If possible, consider grabbing coffee or a bite with your third before jumping into three-way action to ensure there’s a good rapport.

Boundaries are crucial when venturing into the territory of group sex, Marin says. Unfortunately, this is the part many people skip. Your threesome fantasy may vastly differ from the images your partner has in their mind.

Who is allowed to have intercourse with, make out with, or provide oral and manual stimulation to whom?

“Discuss with your partner what you’re OK with and what’s off-limits,” Joannides says. Absolutely talk to your third party in advance regarding their consent for specific activities.

In some cases, preferences may mean intercourse is totally off-limits. One person may actually want only to observe. Or you and your partner could just be craving an audience for your sexual adventures.

Whatever your thing(s), no preference large or small should be left unvoiced. Communication helps prevent everyone from getting hurt.

“And once you’re in the moment, make sure you respect the boundaries that you set in place beforehand,” Marin says.

“In the event you’re really unsure about what you’d like to do,” adds Joannides, “it’s probably not the best time for a threesome.”

Threesomes can backfire in plenty of ways. That’s why safety precautions should be in place pre-foreplay.

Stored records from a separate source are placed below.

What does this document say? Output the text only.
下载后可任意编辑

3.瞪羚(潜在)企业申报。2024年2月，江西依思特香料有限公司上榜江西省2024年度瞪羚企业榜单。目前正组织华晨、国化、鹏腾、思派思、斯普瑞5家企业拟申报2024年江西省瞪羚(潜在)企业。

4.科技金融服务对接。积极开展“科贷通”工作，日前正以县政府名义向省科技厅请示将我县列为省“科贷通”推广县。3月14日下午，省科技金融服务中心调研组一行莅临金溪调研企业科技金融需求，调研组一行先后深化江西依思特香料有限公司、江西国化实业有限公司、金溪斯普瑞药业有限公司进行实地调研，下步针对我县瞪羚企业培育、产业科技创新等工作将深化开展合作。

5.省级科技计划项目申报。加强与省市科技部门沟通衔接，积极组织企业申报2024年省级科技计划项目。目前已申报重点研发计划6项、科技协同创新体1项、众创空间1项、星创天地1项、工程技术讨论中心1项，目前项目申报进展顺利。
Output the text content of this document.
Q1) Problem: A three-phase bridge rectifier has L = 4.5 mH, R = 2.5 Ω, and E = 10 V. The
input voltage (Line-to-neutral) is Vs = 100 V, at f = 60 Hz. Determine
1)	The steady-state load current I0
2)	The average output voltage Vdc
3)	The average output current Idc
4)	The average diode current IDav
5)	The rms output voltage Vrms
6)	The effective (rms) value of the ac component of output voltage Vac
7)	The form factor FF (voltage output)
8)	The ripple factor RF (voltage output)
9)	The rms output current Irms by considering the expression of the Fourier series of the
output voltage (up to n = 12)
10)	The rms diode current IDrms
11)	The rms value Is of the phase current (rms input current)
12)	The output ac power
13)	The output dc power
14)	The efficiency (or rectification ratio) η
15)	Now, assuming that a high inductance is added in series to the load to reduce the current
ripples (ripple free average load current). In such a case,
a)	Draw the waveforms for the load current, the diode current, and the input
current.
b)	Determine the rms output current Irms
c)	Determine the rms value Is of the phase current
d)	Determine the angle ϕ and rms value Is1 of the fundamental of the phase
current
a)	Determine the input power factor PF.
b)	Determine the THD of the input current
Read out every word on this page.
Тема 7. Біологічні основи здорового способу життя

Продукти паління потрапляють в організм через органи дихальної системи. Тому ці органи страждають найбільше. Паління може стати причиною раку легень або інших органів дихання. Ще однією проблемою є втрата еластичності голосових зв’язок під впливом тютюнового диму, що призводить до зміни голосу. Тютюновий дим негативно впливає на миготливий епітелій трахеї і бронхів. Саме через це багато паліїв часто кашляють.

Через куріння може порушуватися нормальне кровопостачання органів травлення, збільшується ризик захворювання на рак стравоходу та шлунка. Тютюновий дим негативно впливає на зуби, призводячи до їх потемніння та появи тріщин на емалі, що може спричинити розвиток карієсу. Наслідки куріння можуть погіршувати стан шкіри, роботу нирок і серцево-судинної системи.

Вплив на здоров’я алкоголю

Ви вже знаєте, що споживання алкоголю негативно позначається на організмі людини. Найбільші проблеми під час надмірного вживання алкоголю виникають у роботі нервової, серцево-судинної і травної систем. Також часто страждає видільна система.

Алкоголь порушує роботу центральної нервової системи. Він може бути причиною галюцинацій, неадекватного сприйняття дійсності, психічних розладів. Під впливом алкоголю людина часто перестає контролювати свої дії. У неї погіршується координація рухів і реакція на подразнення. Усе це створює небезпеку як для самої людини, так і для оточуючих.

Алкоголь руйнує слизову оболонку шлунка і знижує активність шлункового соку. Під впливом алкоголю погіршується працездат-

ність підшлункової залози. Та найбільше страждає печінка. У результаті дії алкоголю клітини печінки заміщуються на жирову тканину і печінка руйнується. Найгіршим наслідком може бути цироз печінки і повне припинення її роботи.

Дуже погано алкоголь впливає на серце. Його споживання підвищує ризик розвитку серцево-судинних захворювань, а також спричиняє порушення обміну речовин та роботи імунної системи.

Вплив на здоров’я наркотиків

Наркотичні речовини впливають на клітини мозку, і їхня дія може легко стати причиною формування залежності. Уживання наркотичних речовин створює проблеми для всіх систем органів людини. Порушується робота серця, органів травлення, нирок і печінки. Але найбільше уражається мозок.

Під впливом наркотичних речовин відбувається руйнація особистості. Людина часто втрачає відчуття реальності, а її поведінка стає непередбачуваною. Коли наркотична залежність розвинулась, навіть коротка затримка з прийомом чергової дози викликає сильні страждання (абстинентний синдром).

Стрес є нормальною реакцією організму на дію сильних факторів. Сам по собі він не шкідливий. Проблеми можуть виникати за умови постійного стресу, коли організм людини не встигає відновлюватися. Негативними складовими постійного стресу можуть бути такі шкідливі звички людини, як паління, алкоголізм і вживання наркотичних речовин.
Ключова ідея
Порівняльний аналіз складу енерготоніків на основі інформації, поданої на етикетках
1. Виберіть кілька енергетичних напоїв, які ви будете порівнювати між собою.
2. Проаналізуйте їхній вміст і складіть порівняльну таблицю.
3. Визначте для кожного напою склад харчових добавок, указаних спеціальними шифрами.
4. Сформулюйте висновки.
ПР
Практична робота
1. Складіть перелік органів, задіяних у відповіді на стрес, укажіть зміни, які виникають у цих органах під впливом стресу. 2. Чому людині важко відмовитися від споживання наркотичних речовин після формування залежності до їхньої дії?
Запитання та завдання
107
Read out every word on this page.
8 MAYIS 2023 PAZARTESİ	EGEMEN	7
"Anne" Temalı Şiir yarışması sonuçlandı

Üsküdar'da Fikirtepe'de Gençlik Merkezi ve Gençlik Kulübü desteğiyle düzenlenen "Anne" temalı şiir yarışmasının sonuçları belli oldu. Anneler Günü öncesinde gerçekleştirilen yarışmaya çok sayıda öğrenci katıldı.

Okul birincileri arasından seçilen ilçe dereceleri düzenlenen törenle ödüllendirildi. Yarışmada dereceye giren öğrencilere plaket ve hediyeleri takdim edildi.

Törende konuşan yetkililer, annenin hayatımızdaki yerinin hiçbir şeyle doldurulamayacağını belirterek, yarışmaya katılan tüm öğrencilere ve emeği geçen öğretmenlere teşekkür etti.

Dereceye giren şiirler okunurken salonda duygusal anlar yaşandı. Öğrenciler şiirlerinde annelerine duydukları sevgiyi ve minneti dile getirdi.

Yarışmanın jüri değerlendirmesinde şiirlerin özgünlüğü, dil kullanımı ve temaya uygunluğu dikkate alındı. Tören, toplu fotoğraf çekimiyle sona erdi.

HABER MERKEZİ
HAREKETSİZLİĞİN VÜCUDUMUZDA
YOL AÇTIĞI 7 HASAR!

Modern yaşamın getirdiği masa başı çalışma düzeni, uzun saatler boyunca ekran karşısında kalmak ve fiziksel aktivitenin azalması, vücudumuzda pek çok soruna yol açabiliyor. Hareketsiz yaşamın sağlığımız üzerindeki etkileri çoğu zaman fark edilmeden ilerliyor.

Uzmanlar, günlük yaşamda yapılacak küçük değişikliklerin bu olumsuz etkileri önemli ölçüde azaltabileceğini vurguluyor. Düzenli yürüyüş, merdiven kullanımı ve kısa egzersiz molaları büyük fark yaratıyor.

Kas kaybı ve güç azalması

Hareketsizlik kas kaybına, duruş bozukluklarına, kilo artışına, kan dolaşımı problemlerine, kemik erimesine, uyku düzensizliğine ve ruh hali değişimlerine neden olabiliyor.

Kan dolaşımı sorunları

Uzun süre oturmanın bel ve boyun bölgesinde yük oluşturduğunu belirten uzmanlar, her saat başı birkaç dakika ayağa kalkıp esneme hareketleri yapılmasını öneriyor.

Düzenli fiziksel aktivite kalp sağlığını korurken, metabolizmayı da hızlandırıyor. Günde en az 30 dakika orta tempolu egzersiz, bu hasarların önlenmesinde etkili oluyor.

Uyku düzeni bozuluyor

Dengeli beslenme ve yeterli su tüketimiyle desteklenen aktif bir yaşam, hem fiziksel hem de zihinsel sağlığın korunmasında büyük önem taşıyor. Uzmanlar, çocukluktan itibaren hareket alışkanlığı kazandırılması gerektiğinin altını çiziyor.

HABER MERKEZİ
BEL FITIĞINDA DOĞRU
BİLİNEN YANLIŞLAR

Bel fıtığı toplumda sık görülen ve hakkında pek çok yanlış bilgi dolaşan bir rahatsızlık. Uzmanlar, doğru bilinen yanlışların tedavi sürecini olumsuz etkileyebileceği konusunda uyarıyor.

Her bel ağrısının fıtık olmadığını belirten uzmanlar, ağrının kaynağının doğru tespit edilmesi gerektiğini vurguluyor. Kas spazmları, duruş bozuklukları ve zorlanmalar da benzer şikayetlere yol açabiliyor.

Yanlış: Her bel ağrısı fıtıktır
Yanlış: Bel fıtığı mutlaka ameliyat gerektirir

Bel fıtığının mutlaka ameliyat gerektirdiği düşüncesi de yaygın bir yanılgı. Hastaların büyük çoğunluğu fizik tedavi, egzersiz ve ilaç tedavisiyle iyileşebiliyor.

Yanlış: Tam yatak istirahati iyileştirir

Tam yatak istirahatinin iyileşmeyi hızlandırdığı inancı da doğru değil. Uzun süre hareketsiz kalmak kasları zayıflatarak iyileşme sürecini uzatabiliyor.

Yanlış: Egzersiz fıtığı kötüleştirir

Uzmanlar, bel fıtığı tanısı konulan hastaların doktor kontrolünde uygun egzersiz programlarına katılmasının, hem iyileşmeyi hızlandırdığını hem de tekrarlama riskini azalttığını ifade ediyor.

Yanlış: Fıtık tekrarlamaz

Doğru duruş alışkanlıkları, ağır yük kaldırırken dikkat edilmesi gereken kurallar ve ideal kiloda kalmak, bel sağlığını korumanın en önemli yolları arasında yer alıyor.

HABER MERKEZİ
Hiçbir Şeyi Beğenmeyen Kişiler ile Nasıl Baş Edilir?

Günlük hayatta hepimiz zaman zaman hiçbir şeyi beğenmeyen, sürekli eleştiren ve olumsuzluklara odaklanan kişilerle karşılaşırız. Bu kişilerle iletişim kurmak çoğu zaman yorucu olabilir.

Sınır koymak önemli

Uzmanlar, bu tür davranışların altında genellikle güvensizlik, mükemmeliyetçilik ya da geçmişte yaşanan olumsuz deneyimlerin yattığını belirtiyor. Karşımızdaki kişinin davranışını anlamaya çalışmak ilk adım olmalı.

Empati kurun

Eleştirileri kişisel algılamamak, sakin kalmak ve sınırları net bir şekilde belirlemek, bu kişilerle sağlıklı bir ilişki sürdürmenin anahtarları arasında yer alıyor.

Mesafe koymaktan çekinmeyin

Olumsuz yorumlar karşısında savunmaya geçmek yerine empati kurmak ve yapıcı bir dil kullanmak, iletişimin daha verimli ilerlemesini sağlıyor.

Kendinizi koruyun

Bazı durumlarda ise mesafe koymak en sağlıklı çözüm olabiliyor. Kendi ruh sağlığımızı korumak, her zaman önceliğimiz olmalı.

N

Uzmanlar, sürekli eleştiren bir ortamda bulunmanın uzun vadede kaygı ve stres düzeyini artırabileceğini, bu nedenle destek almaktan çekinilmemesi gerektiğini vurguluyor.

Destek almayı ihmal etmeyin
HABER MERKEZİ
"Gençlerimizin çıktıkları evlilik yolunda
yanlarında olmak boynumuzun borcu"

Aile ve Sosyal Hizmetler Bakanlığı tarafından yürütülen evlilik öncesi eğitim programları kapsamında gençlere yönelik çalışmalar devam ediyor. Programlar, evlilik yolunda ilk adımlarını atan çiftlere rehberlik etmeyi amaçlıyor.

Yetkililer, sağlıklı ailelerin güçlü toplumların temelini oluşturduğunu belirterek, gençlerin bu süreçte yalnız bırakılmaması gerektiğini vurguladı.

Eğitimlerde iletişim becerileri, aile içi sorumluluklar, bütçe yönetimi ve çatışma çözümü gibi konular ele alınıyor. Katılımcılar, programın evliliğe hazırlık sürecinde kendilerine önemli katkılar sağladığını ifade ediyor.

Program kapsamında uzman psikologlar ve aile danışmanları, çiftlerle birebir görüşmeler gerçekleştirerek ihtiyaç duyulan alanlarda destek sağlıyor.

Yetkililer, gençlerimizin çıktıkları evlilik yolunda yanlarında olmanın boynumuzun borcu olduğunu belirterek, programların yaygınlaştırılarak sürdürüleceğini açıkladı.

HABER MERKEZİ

For example, if your third player is a stranger, get a hotel room rather than invite the person to your pad. And avoid drugs and alcohol so everyone has a clear head and consent is absolutely explicit.

Also, remember the importance of protection. Never assume someone is clear of sexually transmitted infections (STIs).

Keep plenty of condoms and tons of lube nearby, recommends Joannides. Switch condoms when transitioning from penetration of one partner to another or from the back entry to the front door.

It should go without saying that anyone involved in a threesome — or any sexual activity, for that matter — has the right to stop at any time, for whatever reason, Marin says.

To make it easier for everyone, the couple and third must have a safe word, she explains, as well as a plan for what to do if things get hella weird.

Does “doorstopper” mean the third party has to leave? That everyone needs to pause and cuddle? Or that one person involved just needs a break?

The plan will differ depending on who’s involved, says Marin, but everyone needs to know what to expect when the safe word is spoken.

“A lot of couples can be so focused on their relationship and their own boundaries that they neglect thinking about the third person,” Marin says.

Be sure to listen to your third’s boundaries and needs as well, Joannides says. This includes being mindful of how they will get home.

Also, don’t forget to show them some appreciation after the fact. Even if you don’t intend to repeat the experience, Joannides says, consider sending flowers, a card, or a grateful text, email, or phone call.

After the action, have a one-on-one chat with your partner to compare your individual takes on how things went down. Keeping the lines of communication open about your adventure can help make sure you both feel confident and secure.

Plus, if you ever attempt a sequel, a chat can help you set up fresh ground rules for future fun.